I'm currently doing exploratory data analysis on a big survey dataset, and I've come across a column labeled 'Age' that contains value categories like 'under 18 years old', '18-24 years old', '24-31 years old', etc. I'd like to calculate the mean age, but since these values are categorized as object types, it's been tricky! I've considered calculating average ages for each category to find the overall average. What suggestions do you have for handling this situation? Thanks in advance for your help!
5 Answers
To make it easier, you could create a list where each age range corresponds to a number. For example, turn 'under 18' into 17, '18-24' into 21, and so on. This way, you'll have a structure that lets you calculate means or medians without much fuss.
Honestly, I wouldn't change those buckets! Keeping them allows for more flexible analysis later on. However, if you really need an average, consider finding the midpoints of each range and using that as a basis for your mean/median calculations.

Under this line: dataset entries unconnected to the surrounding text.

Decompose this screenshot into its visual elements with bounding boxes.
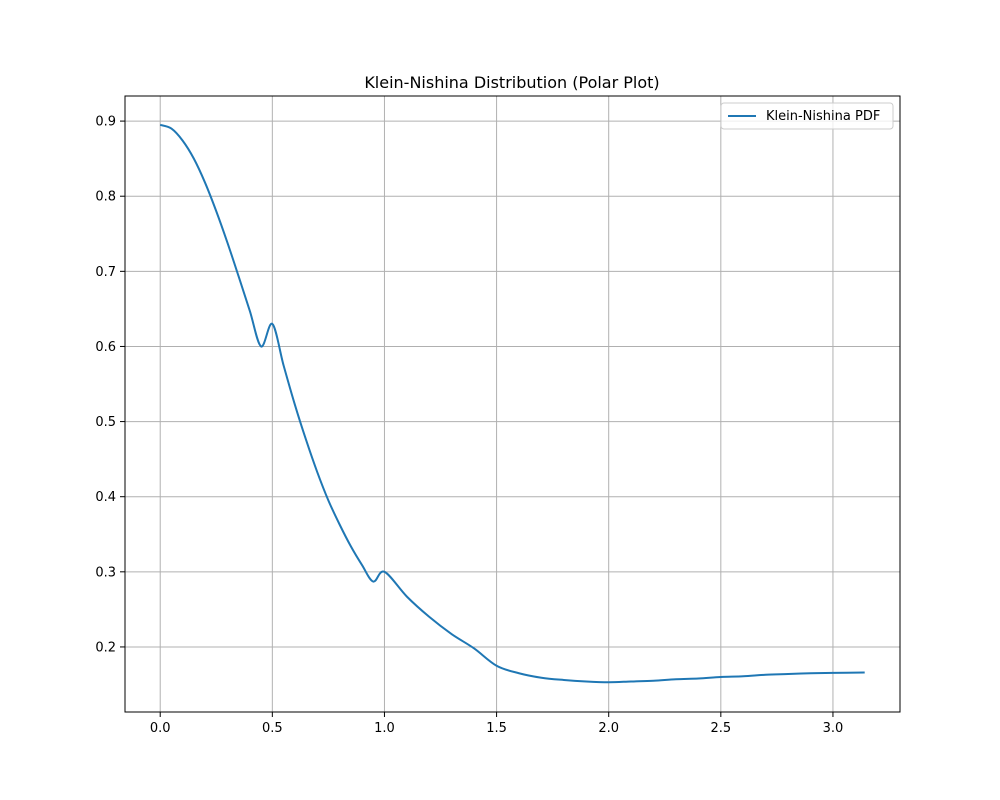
ticks: 0.0 0.5 1.0 1.5 2.0 2.5 3.0 0.2 0.3 0.4 0.5 0.6 0.7 0…: [95, 115, 843, 736]
legend: Klein-Nishina PDF: [720, 102, 894, 130]
axes-frame: [124, 95, 901, 713]
y-tick-label: 0.5: [95, 415, 116, 430]
y-tick-label: 0.2: [95, 640, 116, 655]
series-layer: [159, 123, 865, 684]
x-tick-label: 2.0: [598, 721, 619, 736]
legend-label: Klein-Nishina PDF: [766, 109, 880, 124]
legend-box: [720, 102, 894, 130]
y-tick-label: 0.9: [95, 115, 116, 130]
x-tick-label: 1.0: [374, 721, 395, 736]
y-tick-label: 0.6: [95, 340, 116, 355]
y-tick-label: 0.8: [95, 190, 116, 205]
x-tick-label: 1.5: [486, 721, 507, 736]
x-tick-label: 0.5: [262, 721, 283, 736]
chart-title: Klein-Nishina Distribution (Polar Plot): [364, 73, 659, 92]
x-tick-label: 2.5: [710, 721, 731, 736]
x-tick-label: 0.0: [150, 721, 171, 736]
y-tick-label: 0.3: [95, 565, 116, 580]
y-tick-label: 0.7: [95, 265, 116, 280]
grid: [125, 96, 900, 712]
x-tick-label: 3.0: [823, 721, 844, 736]
y-tick-label: 0.4: [95, 490, 116, 505]
series-line: [159, 123, 865, 684]
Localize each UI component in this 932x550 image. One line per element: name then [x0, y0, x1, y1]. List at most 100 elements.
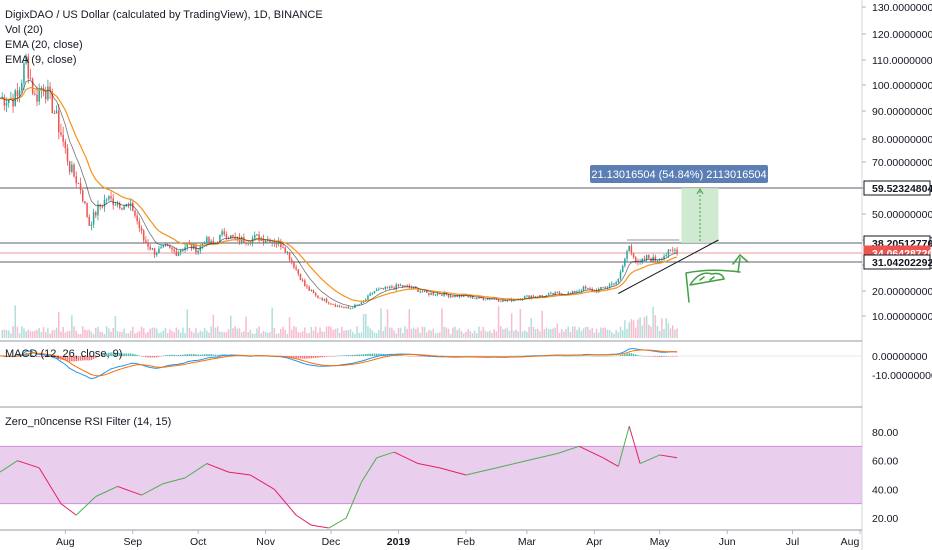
candle-body [580, 290, 583, 292]
volume-bar [293, 326, 295, 338]
candle-body [375, 289, 378, 292]
candle-body [29, 78, 32, 80]
candle-body [123, 206, 125, 210]
candle-body [186, 243, 189, 248]
macd-hist-bar [142, 356, 145, 357]
macd-hist-bar [471, 356, 474, 357]
macd-hist-bar [327, 356, 330, 357]
legend-vol[interactable]: Vol (20) [5, 24, 43, 36]
rsi-segment [273, 489, 297, 516]
macd-hist-bar [417, 356, 419, 357]
volume-bar [219, 331, 221, 338]
macd-hist-bar [288, 356, 291, 358]
macd-hist-bar [103, 353, 106, 356]
candle-body [12, 97, 14, 107]
candle-body [71, 164, 73, 172]
ema9-line [0, 79, 678, 307]
volume-bar [210, 326, 212, 338]
candle-body [671, 249, 674, 251]
volume-bar [47, 328, 49, 338]
volume-bar [402, 333, 404, 338]
macd-hist-bar [314, 356, 317, 358]
volume-bar [101, 332, 104, 338]
candle-body [626, 251, 628, 259]
volume-bar [613, 333, 615, 338]
volume-bar [421, 326, 424, 338]
macd-hist-bar [338, 355, 341, 357]
macd-hist-bar [88, 356, 91, 361]
macd-hist-bar [663, 356, 665, 357]
volume-bar [299, 332, 302, 338]
legend-ema9[interactable]: EMA (9, close) [5, 54, 77, 66]
volume-bar [458, 328, 461, 338]
macd-label[interactable]: MACD (12, 26, close, 9) [5, 348, 123, 360]
volume-bar [110, 331, 112, 338]
macd-hist-bar [177, 354, 180, 356]
price-tick-label: 10.00000000 [872, 311, 932, 323]
candle-body [118, 203, 121, 209]
volume-bar [132, 326, 134, 338]
candle-body [221, 231, 223, 235]
volume-bar [284, 329, 286, 338]
volume-bar [58, 312, 60, 338]
volume-bar [510, 313, 513, 338]
volume-bar [260, 333, 263, 338]
macd-hist-bar [574, 355, 576, 357]
volume-bar [671, 325, 674, 338]
volume-bar [584, 327, 587, 338]
candle-body [277, 241, 280, 245]
macd-hist-bar [362, 354, 365, 356]
volume-bar [386, 309, 389, 338]
volume-bar [27, 329, 30, 338]
time-tick-label: Nov [256, 536, 275, 548]
candle-body [412, 286, 415, 289]
macd-hist-bar [415, 356, 417, 357]
candle-body [656, 260, 659, 262]
candle-body [151, 248, 154, 250]
candle-body [53, 113, 56, 115]
macd-hist-bar [671, 356, 674, 357]
candle-body [116, 203, 119, 206]
candle-body [193, 244, 195, 249]
candle-body [140, 228, 143, 231]
price-tick-label: 20.00000000 [872, 286, 932, 298]
macd-hist-bar [175, 355, 178, 356]
macd-hist-bar [210, 354, 212, 356]
candle-body [676, 249, 678, 254]
volume-bar [55, 327, 58, 338]
drawings-layer[interactable]: 21.13016504 (54.84%) 2113016504 [590, 165, 768, 303]
candle-body [306, 286, 308, 287]
chart-title[interactable]: DigixDAO / US Dollar (calculated by Trad… [5, 9, 323, 21]
rsi-segment [141, 483, 164, 496]
candle-body [62, 134, 64, 142]
macd-hist-bar [582, 355, 585, 357]
volume-bar [182, 327, 184, 338]
macd-hist-bar [493, 355, 495, 357]
volume-bar [75, 330, 77, 338]
candle-body [256, 234, 258, 236]
volume-bar [491, 333, 493, 338]
candle-body [301, 280, 304, 281]
volume-bar [236, 328, 239, 338]
legend-ema20[interactable]: EMA (20, close) [5, 39, 83, 51]
macd-hist-bar [354, 354, 356, 356]
candle-body [210, 240, 212, 243]
volume-bar [530, 318, 533, 338]
candle-body [569, 292, 572, 294]
volume-bar [515, 329, 517, 338]
macd-hist-bar [604, 355, 607, 357]
volume-bar [338, 332, 341, 338]
candle-body [288, 252, 291, 260]
macd-hist-bar [77, 356, 80, 361]
candle-body [654, 256, 657, 261]
volume-bar [367, 326, 369, 338]
candle-body [476, 298, 478, 300]
candle-body [262, 238, 265, 243]
candle-body [486, 298, 489, 300]
macd-hist-bar [29, 353, 32, 356]
candle-body [395, 284, 398, 289]
rsi-segment [602, 457, 619, 467]
rsi-label[interactable]: Zero_n0ncense RSI Filter (14, 15) [5, 416, 172, 428]
volume-bar [397, 328, 400, 338]
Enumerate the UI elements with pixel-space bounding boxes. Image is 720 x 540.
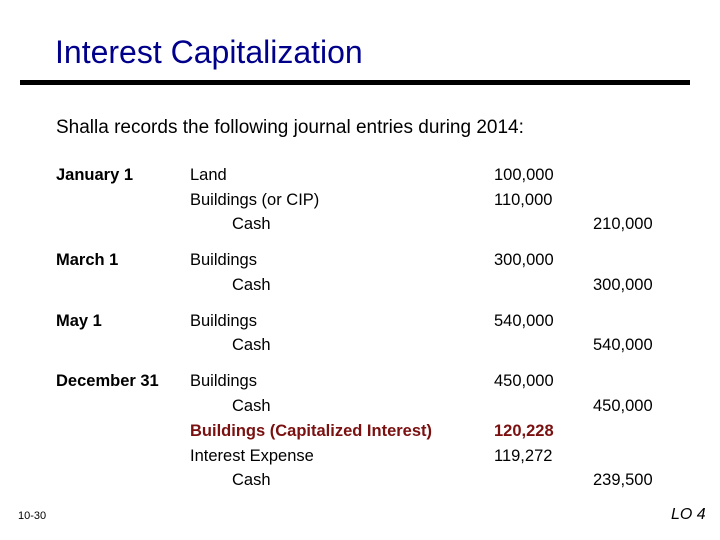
intro-text: Shalla records the following journal ent… [56, 117, 524, 138]
entry-debit: 110,000 [494, 191, 553, 209]
entry-credit: 540,000 [593, 336, 653, 354]
entry-debit: 300,000 [494, 251, 554, 269]
entry-debit: 450,000 [494, 372, 554, 390]
entry-account: Land [190, 166, 227, 184]
slide-number: 10-30 [18, 510, 47, 522]
entry-account-highlight: Buildings (Capitalized Interest) [190, 422, 433, 440]
entry-account: Cash [232, 471, 271, 489]
entry-account: Interest Expense [190, 447, 314, 465]
entry-account: Cash [232, 215, 271, 233]
entry-date: March 1 [56, 251, 119, 269]
entry-credit: 210,000 [593, 215, 653, 233]
entry-date: January 1 [56, 166, 134, 184]
entry-date: December 31 [56, 372, 159, 390]
entry-account: Buildings [190, 312, 257, 330]
entry-debit: 119,272 [494, 447, 553, 465]
entry-account: Cash [232, 397, 271, 415]
entry-debit: 540,000 [494, 312, 554, 330]
learning-objective: LO 4 [671, 506, 706, 523]
entry-account: Buildings (or CIP) [190, 191, 320, 209]
entry-date: May 1 [56, 312, 102, 330]
entry-credit: 239,500 [593, 471, 653, 489]
page-title: Interest Capitalization [55, 34, 363, 70]
entry-credit: 300,000 [593, 276, 653, 294]
entry-credit: 450,000 [593, 397, 653, 415]
entry-debit: 100,000 [494, 166, 554, 184]
entry-debit-highlight: 120,228 [494, 422, 554, 440]
entry-account: Cash [232, 336, 271, 354]
entry-account: Cash [232, 276, 271, 294]
entry-account: Buildings [190, 372, 257, 390]
title-rule [20, 80, 690, 85]
entry-account: Buildings [190, 251, 257, 269]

In cases like 'under 18' years old, it's tricky. You might need to assign a sensible estimate, like 16, for analysis, but be consistent with your approach! Take midpoint values for ranges just to create a fair estimate. Just keep in mind this may introduce some slight inaccuracies!
It sounds like you're dealing with ordinal data with those age brackets. Unfortunately, you can't really compute the average age from those categories directly. However, you can calculate the distribution or the median if needed. Focus on counting how many fall into each bracket for a clearer picture!
You can't really convert 'under 18' to a specific integer—it's a condition, not a number. But for analysis, taking the median value of each range can work well! Just remember, for ranges like '65 and older', you'd have to decide on a reasonable upper limit for your calculations.
Thanks for the tip! That's a good point about using an upper limit for the upper age brackets.

I appreciate the insight! I’ll be sure to apply the same method consistently throughout.